Motor syntax and syntax for language
Studies using brain imaging techniques or dual task paradigm have provided solid evidence of a clear link between lexical semantics and the motor system. However, language is not reduced to its semantic aspects and is also characterized by the computational processes of syntax. Thus the question of the possible embodiement of syntactic processes in the motor system naturally arises. We directly address this question using two approaches: first by investigating if acquired and developemental syntactic deficit goes with an impairment in the ability to perform nested actions; second by exploring the electrophysiological processes that underlie detection of structural anomaly pertaining to the motor and the language domain.

Atypical brain lateralization for language and reading
This project, which is conducted in collaboration with Qing Cai (one of our former doctoral student) and Marc Brysbaert from the University of Ghent in Belgium, seeks to understand the influence cortical language processes on visual processes involved in the perception of print. The sensitivity of a region in the left ventral occipito-temporal cortex, vOT (also referred to as the Visual Word Form Area, VWFA) to visual words has triggered considerable debates about the role of this region in reading. One popular view is that this region is the basis of a form of perceptual expertise that characterizes rapid skilled reading. We suggest that reading-related vOT activity results from the integration of general form recognition mechanisms with lateralized anterior language processes and does not reflect perceptual expertise. To test this hypothesis we work with healthy readers with atypical lateralization of brain structures for language production (developed in the right hemisphere instead of the left).

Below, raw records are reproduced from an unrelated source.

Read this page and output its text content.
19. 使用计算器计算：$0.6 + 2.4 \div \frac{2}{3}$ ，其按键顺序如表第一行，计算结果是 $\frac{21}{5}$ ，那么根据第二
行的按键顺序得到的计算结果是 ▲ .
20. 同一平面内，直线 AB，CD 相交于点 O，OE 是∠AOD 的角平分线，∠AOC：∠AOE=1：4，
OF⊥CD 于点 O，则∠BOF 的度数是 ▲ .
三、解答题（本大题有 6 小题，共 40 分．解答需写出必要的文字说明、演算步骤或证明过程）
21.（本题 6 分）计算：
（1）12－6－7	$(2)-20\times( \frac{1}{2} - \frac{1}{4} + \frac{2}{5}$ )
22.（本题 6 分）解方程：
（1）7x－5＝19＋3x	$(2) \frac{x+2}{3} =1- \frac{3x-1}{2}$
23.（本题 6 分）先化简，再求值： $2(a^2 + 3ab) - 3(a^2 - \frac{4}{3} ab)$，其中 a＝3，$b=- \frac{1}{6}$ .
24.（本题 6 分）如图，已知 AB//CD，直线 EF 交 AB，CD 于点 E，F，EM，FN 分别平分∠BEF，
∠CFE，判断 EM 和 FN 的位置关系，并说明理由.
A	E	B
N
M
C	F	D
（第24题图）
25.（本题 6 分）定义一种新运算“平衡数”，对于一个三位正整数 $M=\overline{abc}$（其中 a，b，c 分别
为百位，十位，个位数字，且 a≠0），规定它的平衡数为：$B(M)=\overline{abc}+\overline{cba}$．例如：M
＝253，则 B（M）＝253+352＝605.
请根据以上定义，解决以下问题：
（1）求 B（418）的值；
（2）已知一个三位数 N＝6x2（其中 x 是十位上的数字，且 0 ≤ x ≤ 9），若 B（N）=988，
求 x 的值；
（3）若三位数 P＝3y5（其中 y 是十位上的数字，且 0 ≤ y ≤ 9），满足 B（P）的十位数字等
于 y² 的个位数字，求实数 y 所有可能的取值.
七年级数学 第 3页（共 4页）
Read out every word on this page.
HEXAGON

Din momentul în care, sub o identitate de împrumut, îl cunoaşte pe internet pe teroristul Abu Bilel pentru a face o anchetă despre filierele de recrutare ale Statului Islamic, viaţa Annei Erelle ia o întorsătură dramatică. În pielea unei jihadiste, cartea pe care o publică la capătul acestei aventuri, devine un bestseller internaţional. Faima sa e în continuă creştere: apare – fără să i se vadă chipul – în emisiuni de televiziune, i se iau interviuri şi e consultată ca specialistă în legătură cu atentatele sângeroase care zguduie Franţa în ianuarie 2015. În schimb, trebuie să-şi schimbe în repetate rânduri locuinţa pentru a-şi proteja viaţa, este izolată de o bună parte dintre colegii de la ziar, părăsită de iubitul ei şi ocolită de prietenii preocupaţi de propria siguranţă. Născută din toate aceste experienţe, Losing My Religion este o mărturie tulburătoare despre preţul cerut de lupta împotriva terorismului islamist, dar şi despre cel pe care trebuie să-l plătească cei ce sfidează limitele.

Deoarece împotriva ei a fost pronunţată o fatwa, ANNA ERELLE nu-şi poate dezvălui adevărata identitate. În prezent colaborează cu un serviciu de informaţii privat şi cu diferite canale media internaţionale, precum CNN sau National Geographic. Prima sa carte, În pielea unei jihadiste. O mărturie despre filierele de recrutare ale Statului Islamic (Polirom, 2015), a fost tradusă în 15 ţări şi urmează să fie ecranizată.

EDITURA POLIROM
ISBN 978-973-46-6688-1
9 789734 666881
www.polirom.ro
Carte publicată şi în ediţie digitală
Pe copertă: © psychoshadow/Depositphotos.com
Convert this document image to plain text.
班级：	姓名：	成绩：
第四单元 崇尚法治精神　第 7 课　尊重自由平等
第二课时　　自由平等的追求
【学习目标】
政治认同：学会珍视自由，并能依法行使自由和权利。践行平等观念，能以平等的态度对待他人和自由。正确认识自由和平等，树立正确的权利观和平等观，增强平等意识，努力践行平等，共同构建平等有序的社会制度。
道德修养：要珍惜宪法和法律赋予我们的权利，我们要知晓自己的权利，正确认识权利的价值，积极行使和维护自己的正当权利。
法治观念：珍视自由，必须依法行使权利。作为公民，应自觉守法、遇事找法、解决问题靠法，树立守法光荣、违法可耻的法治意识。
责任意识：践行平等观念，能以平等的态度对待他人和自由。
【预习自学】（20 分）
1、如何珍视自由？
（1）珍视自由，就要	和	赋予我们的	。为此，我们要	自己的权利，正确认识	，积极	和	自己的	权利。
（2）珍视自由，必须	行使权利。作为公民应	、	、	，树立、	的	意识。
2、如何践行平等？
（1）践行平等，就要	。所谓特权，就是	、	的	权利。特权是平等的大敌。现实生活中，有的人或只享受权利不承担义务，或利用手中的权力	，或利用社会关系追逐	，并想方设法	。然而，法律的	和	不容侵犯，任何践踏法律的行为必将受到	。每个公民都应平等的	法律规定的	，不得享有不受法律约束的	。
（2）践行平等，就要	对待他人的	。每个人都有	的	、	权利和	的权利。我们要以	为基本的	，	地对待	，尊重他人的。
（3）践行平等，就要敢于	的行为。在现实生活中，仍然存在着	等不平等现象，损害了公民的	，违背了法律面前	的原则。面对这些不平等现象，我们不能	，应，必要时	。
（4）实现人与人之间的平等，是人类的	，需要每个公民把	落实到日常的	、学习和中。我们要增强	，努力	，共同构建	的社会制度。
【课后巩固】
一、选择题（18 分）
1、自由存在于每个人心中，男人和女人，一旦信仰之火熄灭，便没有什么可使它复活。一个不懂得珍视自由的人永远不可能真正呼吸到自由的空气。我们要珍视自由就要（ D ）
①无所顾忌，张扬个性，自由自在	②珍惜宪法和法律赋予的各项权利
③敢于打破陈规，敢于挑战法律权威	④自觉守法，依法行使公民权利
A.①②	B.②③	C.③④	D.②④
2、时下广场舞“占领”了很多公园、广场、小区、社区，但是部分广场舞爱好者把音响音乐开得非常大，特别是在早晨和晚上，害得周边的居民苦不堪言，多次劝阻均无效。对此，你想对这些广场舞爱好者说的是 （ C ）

Autism and the understanding of intention (with Anne Reboul)


A semantic atlas of the brain (a collaboration with Sabine Ploux)
The goal of the present project is the development of a tool that will allow more detailed insights into how semantic knowledge is represented in the brain. Previous research has shown that electro-encephalogram (EEG) and magneto-encephalogram (MEG) can distinguish and localize processes that underlie the perception of words, which belong to different semantic classes (e.g., action related words vs. words that describe concrete entities). Here we develop on this discovery by proposing a method that allows describing semantic relations between single words using EEG. This approach relies on techniques that has been previously developed at the L2C2 to extract semantic representations from large corpora of text (i.e., the Sematic Atlas (SA); Ploux, 1997, Ploux & Victorri 1998, Ploux & Ji 2003). By applying these techniques to evoked response potentials while participants perceive word-stimuli that belong to different semantic classes, we will link processes that describe semantic relations to neuro-anatomical and computational factors in the brain. If successful, this will be the basis for an atlas of semantic relations as perceived by the brain.